The push for the 35mm format with cameras that are small and compact, and capable of rapid shooting was with the launch of the Olympus 35 I in 1948. The 35 I was the first 35mm film camera that Olympus produced for the Japanese domestic market. Aside from the 35 I, Olympus was also selling medium-format and twin-lens reflex cameras such as the Chrome Six and Flex.
With the dominance of the 35mm film format expanding, Olympus continued making inroads into the 35mm market with production of more select models supported by innovative ideas, including wide-lens cameras, cameras with built-in exposure meters, and eventually, exchangeable lens 35mm film cameras.

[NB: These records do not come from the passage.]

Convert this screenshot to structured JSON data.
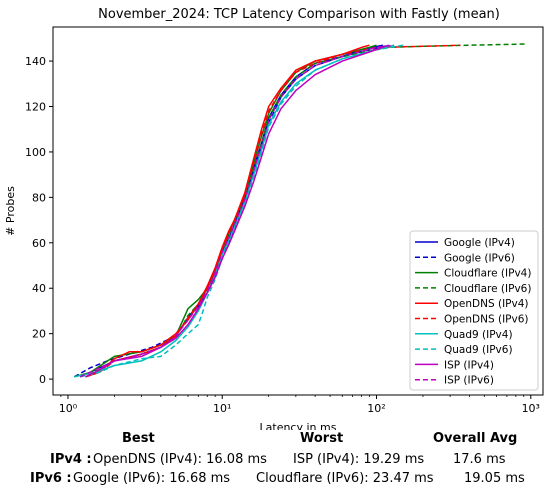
{
  "chart_data": {
    "type": "line",
    "title": "November_2024: TCP Latency Comparison with Fastly (mean)",
    "xlabel": "Latency in ms",
    "ylabel": "# Probes",
    "x_scale": "log",
    "xlim": [
      0.8,
      1200
    ],
    "ylim": [
      -7,
      155
    ],
    "xticks": [
      1,
      10,
      100,
      1000
    ],
    "xtick_labels": [
      "10⁰",
      "10¹",
      "10²",
      "10³"
    ],
    "yticks": [
      0,
      20,
      40,
      60,
      80,
      100,
      120,
      140
    ],
    "legend_position": "lower-right",
    "grid": false,
    "series": [
      {
        "name": "Google (IPv4)",
        "color": "#0000cc",
        "dash": "solid",
        "points": [
          [
            1.2,
            1
          ],
          [
            1.5,
            4
          ],
          [
            2,
            8
          ],
          [
            3,
            11
          ],
          [
            4,
            14
          ],
          [
            5,
            19
          ],
          [
            6,
            27
          ],
          [
            7,
            33
          ],
          [
            8,
            40
          ],
          [
            9,
            47
          ],
          [
            10,
            56
          ],
          [
            11,
            62
          ],
          [
            12,
            68
          ],
          [
            14,
            80
          ],
          [
            16,
            93
          ],
          [
            18,
            104
          ],
          [
            20,
            115
          ],
          [
            24,
            125
          ],
          [
            30,
            133
          ],
          [
            40,
            139
          ],
          [
            60,
            142
          ],
          [
            80,
            145
          ],
          [
            110,
            147
          ]
        ]
      },
      {
        "name": "Google (IPv6)",
        "color": "#0000cc",
        "dash": "dashed",
        "points": [
          [
            1.1,
            1
          ],
          [
            1.4,
            5
          ],
          [
            1.8,
            8
          ],
          [
            2.5,
            11
          ],
          [
            3.5,
            14
          ],
          [
            5,
            19
          ],
          [
            6,
            27
          ],
          [
            7,
            32
          ],
          [
            8,
            38
          ],
          [
            9,
            45
          ],
          [
            10,
            55
          ],
          [
            11,
            60
          ],
          [
            12,
            66
          ],
          [
            14,
            78
          ],
          [
            16,
            91
          ],
          [
            18,
            102
          ],
          [
            20,
            113
          ],
          [
            24,
            124
          ],
          [
            30,
            132
          ],
          [
            40,
            138
          ],
          [
            60,
            142
          ],
          [
            90,
            145
          ],
          [
            120,
            147
          ]
        ]
      },
      {
        "name": "Cloudflare (IPv4)",
        "color": "#008000",
        "dash": "solid",
        "points": [
          [
            1.1,
            1
          ],
          [
            1.4,
            3
          ],
          [
            2,
            10
          ],
          [
            3,
            12
          ],
          [
            4,
            15
          ],
          [
            5,
            19
          ],
          [
            6,
            31
          ],
          [
            7,
            35
          ],
          [
            8,
            40
          ],
          [
            9,
            48
          ],
          [
            10,
            57
          ],
          [
            11,
            64
          ],
          [
            12,
            70
          ],
          [
            14,
            81
          ],
          [
            16,
            95
          ],
          [
            18,
            107
          ],
          [
            20,
            117
          ],
          [
            24,
            127
          ],
          [
            30,
            135
          ],
          [
            40,
            140
          ],
          [
            60,
            143
          ],
          [
            90,
            146
          ],
          [
            100,
            147
          ]
        ]
      },
      {
        "name": "Cloudflare (IPv6)",
        "color": "#008000",
        "dash": "dashed",
        "points": [
          [
            1.2,
            1
          ],
          [
            1.6,
            4
          ],
          [
            2,
            8
          ],
          [
            3,
            11
          ],
          [
            4,
            14
          ],
          [
            5,
            18
          ],
          [
            6,
            28
          ],
          [
            7,
            33
          ],
          [
            8,
            39
          ],
          [
            9,
            46
          ],
          [
            10,
            56
          ],
          [
            11,
            63
          ],
          [
            12,
            69
          ],
          [
            14,
            80
          ],
          [
            16,
            93
          ],
          [
            18,
            104
          ],
          [
            20,
            115
          ],
          [
            24,
            125
          ],
          [
            30,
            133
          ],
          [
            40,
            139
          ],
          [
            70,
            143
          ],
          [
            120,
            146
          ],
          [
            200,
            146.5
          ],
          [
            400,
            147
          ],
          [
            950,
            147.5
          ]
        ]
      },
      {
        "name": "OpenDNS (IPv4)",
        "color": "#ff0000",
        "dash": "solid",
        "points": [
          [
            1.3,
            1
          ],
          [
            1.6,
            3
          ],
          [
            2,
            9
          ],
          [
            2.5,
            12
          ],
          [
            3,
            12
          ],
          [
            4,
            15
          ],
          [
            5,
            20
          ],
          [
            6,
            26
          ],
          [
            7,
            33
          ],
          [
            8,
            41
          ],
          [
            9,
            49
          ],
          [
            10,
            58
          ],
          [
            11,
            65
          ],
          [
            12,
            70
          ],
          [
            14,
            82
          ],
          [
            16,
            97
          ],
          [
            18,
            110
          ],
          [
            20,
            120
          ],
          [
            24,
            128
          ],
          [
            30,
            136
          ],
          [
            40,
            140
          ],
          [
            60,
            143
          ],
          [
            80,
            146
          ],
          [
            90,
            147
          ]
        ]
      },
      {
        "name": "OpenDNS (IPv6)",
        "color": "#ff0000",
        "dash": "dashed",
        "points": [
          [
            1.3,
            1
          ],
          [
            1.6,
            3
          ],
          [
            2,
            8
          ],
          [
            3,
            11
          ],
          [
            4,
            14
          ],
          [
            5,
            19
          ],
          [
            6,
            27
          ],
          [
            7,
            33
          ],
          [
            8,
            40
          ],
          [
            9,
            48
          ],
          [
            10,
            57
          ],
          [
            11,
            64
          ],
          [
            12,
            70
          ],
          [
            14,
            81
          ],
          [
            16,
            95
          ],
          [
            18,
            108
          ],
          [
            20,
            118
          ],
          [
            24,
            127
          ],
          [
            30,
            135
          ],
          [
            40,
            139
          ],
          [
            60,
            143
          ],
          [
            100,
            146
          ],
          [
            200,
            146.5
          ],
          [
            350,
            147
          ]
        ]
      },
      {
        "name": "Quad9 (IPv4)",
        "color": "#00bfbf",
        "dash": "solid",
        "points": [
          [
            1.1,
            1
          ],
          [
            1.5,
            3
          ],
          [
            2,
            6
          ],
          [
            3,
            8
          ],
          [
            4,
            12
          ],
          [
            5,
            17
          ],
          [
            6,
            23
          ],
          [
            7,
            30
          ],
          [
            8,
            38
          ],
          [
            9,
            46
          ],
          [
            10,
            55
          ],
          [
            11,
            61
          ],
          [
            12,
            67
          ],
          [
            14,
            78
          ],
          [
            16,
            90
          ],
          [
            18,
            101
          ],
          [
            20,
            112
          ],
          [
            24,
            122
          ],
          [
            30,
            130
          ],
          [
            40,
            136
          ],
          [
            60,
            141
          ],
          [
            100,
            145
          ],
          [
            130,
            147
          ]
        ]
      },
      {
        "name": "Quad9 (IPv6)",
        "color": "#00bfbf",
        "dash": "dashed",
        "points": [
          [
            1.2,
            1
          ],
          [
            1.6,
            3
          ],
          [
            2,
            6
          ],
          [
            3,
            9
          ],
          [
            4,
            10
          ],
          [
            5,
            15
          ],
          [
            6,
            20
          ],
          [
            7,
            24
          ],
          [
            7.5,
            30
          ],
          [
            8,
            36
          ],
          [
            9,
            44
          ],
          [
            10,
            53
          ],
          [
            11,
            60
          ],
          [
            12,
            66
          ],
          [
            14,
            77
          ],
          [
            16,
            89
          ],
          [
            18,
            100
          ],
          [
            20,
            111
          ],
          [
            24,
            121
          ],
          [
            30,
            129
          ],
          [
            40,
            136
          ],
          [
            60,
            141
          ],
          [
            100,
            145
          ],
          [
            150,
            147
          ]
        ]
      },
      {
        "name": "ISP (IPv4)",
        "color": "#bf00bf",
        "dash": "solid",
        "points": [
          [
            1.3,
            1
          ],
          [
            1.6,
            4
          ],
          [
            2,
            8
          ],
          [
            3,
            10
          ],
          [
            4,
            14
          ],
          [
            5,
            18
          ],
          [
            6,
            24
          ],
          [
            7,
            31
          ],
          [
            8,
            38
          ],
          [
            9,
            45
          ],
          [
            10,
            53
          ],
          [
            11,
            59
          ],
          [
            12,
            65
          ],
          [
            14,
            76
          ],
          [
            16,
            87
          ],
          [
            18,
            98
          ],
          [
            20,
            108
          ],
          [
            24,
            119
          ],
          [
            30,
            127
          ],
          [
            40,
            134
          ],
          [
            60,
            140
          ],
          [
            90,
            144
          ],
          [
            120,
            147
          ]
        ]
      },
      {
        "name": "ISP (IPv6)",
        "color": "#bf00bf",
        "dash": "dashed",
        "points": [
          [
            1.2,
            1
          ],
          [
            1.5,
            4
          ],
          [
            2,
            8
          ],
          [
            3,
            11
          ],
          [
            4,
            14
          ],
          [
            5,
            19
          ],
          [
            6,
            26
          ],
          [
            7,
            32
          ],
          [
            8,
            39
          ],
          [
            9,
            47
          ],
          [
            10,
            56
          ],
          [
            11,
            62
          ],
          [
            12,
            68
          ],
          [
            14,
            79
          ],
          [
            16,
            92
          ],
          [
            18,
            103
          ],
          [
            20,
            114
          ],
          [
            24,
            124
          ],
          [
            30,
            132
          ],
          [
            40,
            138
          ],
          [
            60,
            142
          ],
          [
            100,
            146
          ],
          [
            130,
            147
          ]
        ]
      }
    ]
  },
  "summary": {
    "headers": {
      "best": "Best",
      "worst": "Worst",
      "overall": "Overall Avg"
    },
    "rows": [
      {
        "label": "IPv4 :",
        "best": "OpenDNS (IPv4): 16.08 ms",
        "worst": "ISP (IPv4): 19.29 ms",
        "overall": "17.6 ms"
      },
      {
        "label": "IPv6 :",
        "best": "Google (IPv6): 16.68 ms",
        "worst": "Cloudflare (IPv6): 23.47 ms",
        "overall": "19.05 ms"
      }
    ]
  }
}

Production of this series went on till 1958 when Olympus re-orientated their design and production technology to the half-frame format with the Pen series.
Olympus 35 I (1948)
Olympus 35IVa (1953)
The 35IVa was the first camera with a glass plate on the film back introduced to ensure the flatness of the film surface. Static electricity, however, thought otherwise as the friction between the glass and the film caused a discharge effect. The glass was subsequently replaced with a metal pressure plate that ensures satisfactory film flatness even with the shallow focal depth of a 35mm camera.
Olympus 35Va (1955)
The start of a modern design, including a cover that encompassed the entire top. Olympus introduced a linear helicoid focusing system to enable the potential of the D.Zuiko 40mm F3.5 lens to be fully exploited,
Olympus 35 S-3.5 (1955)
The Olympus 35 S-3.5 was released in 1955. This camera is the high-end version of the Olympus 35, complemented with innovative ideas. The 35 S-3.5 is the first Japanese-made lens/shutter camera with a film advance lever. Other features included a self-cocking mechanism that charged the shutter as the film advanced and a coupled rangefinder. An F2.8 lens was introduced later and it became part of the assembly.
Olympus Wide (1955)
The Olympus Wide was introduced in 1955. Designed specifically for wide-angle photography, the Olympus Wide was an Olympus 35V camera fitted with a wide-angle lens. To facilitate framing, the camera featured a natural-light bright frame finder. The Olympus Wide became hugely popular because it provided an easy way to take superb, wide-angle photographs that had previously only been possible using expensive cameras with exchangeable lenses. The Olympus Wide is also credited as the pioneer to subsequent wide-angle camera boom.
Olympus WideE (1957)
The Olympus Wide E was launched in 1957. The camera features a lever-type film advance mechanism, and it was the first Japanese camera with an uncoupled exposure meter. This allows the choice of correct exposure combination which can be acquired by reading the figure from the scale in the selenium cell exposure meter.
Olympus Wide Super (1957)
The Olympus Wide Super was introduced in 1957, promoted as a high-end model in the Olympus Wide series. The camera features an F2 large-aperture wide-angle lens, a coupled rangefinder, and a parallax corrected viewfinder. The Olympus Wide Super is the first camera equipped with the "free light value" system, which allowed the photographer to set the shutter speed and aperture combination simply by reading the light value in a small window between the shutter ring and aperture ring.
Olympus SII 1.8 (1957)
This camera featured a bright field view-finder and the G Zuiko 42mm F1.8 lens (5 groups, 7 elements) was the first F1.8 wide-aperture lens used as a standard lens in a 35mm standard camera.
Olympus Auto (1958)
The Olympus Auto was developed as a high-end lens-shutter camera with a coupled exposure meter. The exposure meter could be set to give priority either to aperture or shutter speed. Other features of this high-spec camera included a viewfinder with automatic parallax correction, a coupled rangefinder, and a wide-aperture F1.8 lens.
Olympus Ace (1958)
The Olympus Ace was launched in 1958, designed and produced Japan's first 35mm lens/shutter camera that could be used with exchangeable lenses. Three lenses were made available for the model: a standard 45mm, a wide-angle 35mm, and a telephoto 80mm. All of the lenses could be coupled with the range-finder.